D’après le député, l’État arménien doit se guider par ses propres intérêts stratégiques et développer ses infrastructures, comme le chemin de fer, sans se laisser contraindre par l’autorisation de pays tiers ni par d’anciens schémas historiques. Il a estimé que les débats en cours à l’Assemblée nationale, bien qu’influencés par la logique préélectorale, portent en réalité sur les fondements de l’État arménien et ses orientations stratégiques, à travers des discussions sur la déclaration d’indépendance, la Constitution, la politique étrangère et les perspectives stratégiques du pays.

Arman Yeghoyan a également évoqué les notions de « Russe politique » et de « Turc politique », précisant qu’il ne s’agit pas de nationalités mais d’identités politiques. Selon lui, la politique de l’Arménie ne doit pas être conditionnée par ce que pensent, à un moment donné, la Russie, la Turquie ou l’Azerbaïdjan à son sujet. Il a rejeté l’idée selon laquelle un éloignement de la Russie ou une réduction de son influence servirait automatiquement les intérêts de la Turquie et de l’Azerbaïdjan, estimant que la politique arménienne doit se fonder sur ses propres intérêts et non sur les calculs d’un pays tiers.

Le député a par ailleurs contesté l’idée selon laquelle la Russie constituerait un contrepoids à la Turquie pour l’Arménie. Il a rappelé que le génocide arménien s’est produit à une époque où la Russie et l’Empire ottoman étaient des puissances rivales et en guerre l’une contre l’autre. Selon son évaluation, l’expérience historique ne confirme donc pas la thèse selon laquelle la présence russe pourrait, en elle-même, prévenir une éventuelle menace turque. Il a ajouté que la coopération stratégique entre la Russie et la Turquie n’est pas un phénomène nouveau, ces deux pays ayant su, dans différentes régions, maintenir simultanément des contradictions et des mécanismes de coopération. Selon lui, il serait erroné pour l’Arménie de construire sa stratégie sur l’espoir d’un conflit entre Moscou et Ankara dont elle pourrait tirer profit.

Concernant les infrastructures ferroviaires et les communications régionales, Arman Yeghoyan a jugé que si de nouveaux flux économiques et de transport régionaux se dessinent, l’Arménie doit être prête à les desservir.

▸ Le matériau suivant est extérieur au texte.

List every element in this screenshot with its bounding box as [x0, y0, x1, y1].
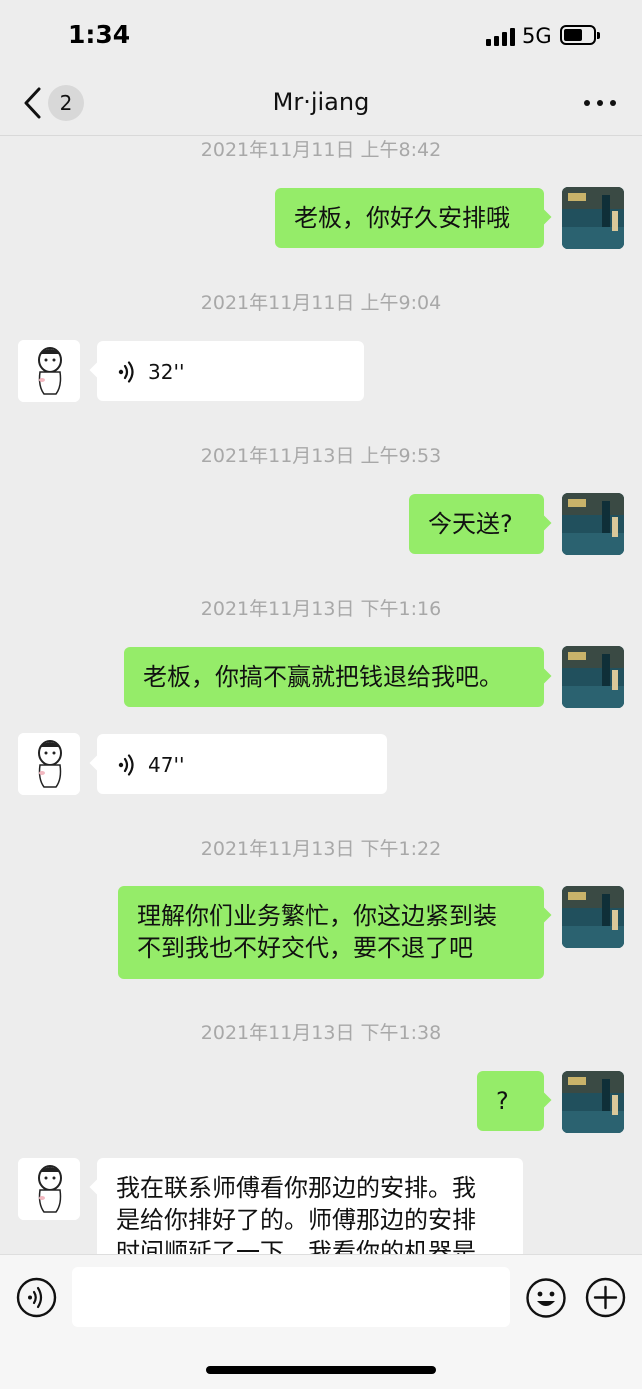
message-text-line: 是给你排好了的。师傅那边的安排 — [116, 1206, 476, 1234]
outgoing-message[interactable]: 今天送? — [409, 494, 552, 554]
message-timestamp: 2021年11月13日 上午9:53 — [200, 445, 442, 467]
message-text: 今天送? — [428, 510, 513, 538]
contact-avatar[interactable] — [18, 340, 80, 402]
message-input[interactable] — [72, 1267, 510, 1327]
incoming-voice-message[interactable]: 32'' — [89, 341, 364, 401]
message-text-line: 不到我也不好交代，要不退了吧 — [137, 934, 473, 962]
outgoing-message[interactable]: 老板，你好久安排哦 — [275, 188, 552, 248]
message-text: ? — [496, 1087, 509, 1115]
message-timestamp: 2021年11月11日 上午8:42 — [200, 139, 442, 161]
self-avatar[interactable] — [562, 886, 624, 948]
self-avatar[interactable] — [562, 493, 624, 555]
contact-avatar[interactable] — [18, 733, 80, 795]
status-time: 1:34 — [68, 20, 131, 49]
emoji-icon[interactable] — [525, 1277, 567, 1319]
message-text-line: 时间顺延了一下，我看你的机器是 — [116, 1238, 476, 1254]
outgoing-message[interactable]: 理解你们业务繁忙，你这边紧到装 不到我也不好交代，要不退了吧 — [118, 886, 552, 979]
outgoing-message[interactable]: 老板，你搞不赢就把钱退给我吧。 — [124, 647, 552, 707]
plus-icon[interactable] — [585, 1277, 626, 1318]
voice-wave-icon — [118, 361, 134, 383]
message-text: 老板，你好久安排哦 — [294, 204, 510, 232]
message-text-line: 理解你们业务繁忙，你这边紧到装 — [137, 902, 497, 930]
network-type: 5G — [522, 24, 552, 48]
self-avatar[interactable] — [562, 1071, 624, 1133]
message-text-line: 我在联系师傅看你那边的安排。我 — [116, 1174, 476, 1202]
outgoing-message[interactable]: ? — [477, 1071, 552, 1131]
home-indicator — [206, 1366, 436, 1374]
chat-title: Mr·jiang — [272, 88, 370, 116]
chat-message-list[interactable]: 2021年11月11日 上午8:42 老板，你好久安排哦 2021年11月11日… — [0, 137, 642, 1254]
battery-icon — [560, 25, 600, 45]
message-timestamp: 2021年11月13日 下午1:16 — [200, 598, 442, 620]
incoming-message[interactable]: 我在联系师傅看你那边的安排。我 是给你排好了的。师傅那边的安排 时间顺延了一下，… — [89, 1158, 523, 1254]
voice-duration: 32'' — [148, 360, 185, 384]
message-timestamp: 2021年11月13日 下午1:38 — [200, 1022, 442, 1044]
status-bar: 1:34 5G — [0, 0, 642, 70]
self-avatar[interactable] — [562, 187, 624, 249]
message-timestamp: 2021年11月13日 下午1:22 — [200, 838, 442, 860]
self-avatar[interactable] — [562, 646, 624, 708]
message-text: 老板，你搞不赢就把钱退给我吧。 — [143, 663, 503, 691]
cellular-signal-icon — [486, 28, 516, 46]
more-dots-icon[interactable] — [584, 100, 616, 108]
contact-avatar[interactable] — [18, 1158, 80, 1220]
voice-duration: 47'' — [148, 753, 185, 777]
message-timestamp: 2021年11月11日 上午9:04 — [200, 292, 442, 314]
voice-input-icon[interactable] — [16, 1277, 57, 1318]
chat-header: 2 Mr·jiang — [0, 70, 642, 136]
incoming-voice-message[interactable]: 47'' — [89, 734, 387, 794]
voice-wave-icon — [118, 754, 134, 776]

Il a souligné que l’évaluation d’un projet stratégique ne doit pas se limiter aux seuls indicateurs actuels, le monde et les échanges commerciaux régionaux étant appelés à évoluer, et a rappelé que l’investissement et le profit sont liés : sans création ou reconstruction d’infrastructures, les flux économiques correspondants ne peuvent se former, citant à cet égard les discussions sur la reconstruction du chemin de fer.

Enfin, le député est longuement revenu sur sa définition du « fédérationnisme » (dachnaktsakan), qu’il associe à un comportement politique où les risques ne correspondent pas aux ressources disponibles, où le profit potentiel ne justifie pas les pertes possibles, et où les opportunités futures sont sacrifiées pour résoudre des problèmes hérités du passé. Selon lui, ce concept politique considère l’État uniquement comme un outil de résolution de « questions nationales » externes, une approche qu’il oppose à l’idée que l’intérêt de l’État est en soi l’intérêt national, cette mentalité étant selon lui prête à céder sa propre souveraineté contre un territoire ou une population plus vaste au sein d’un empire.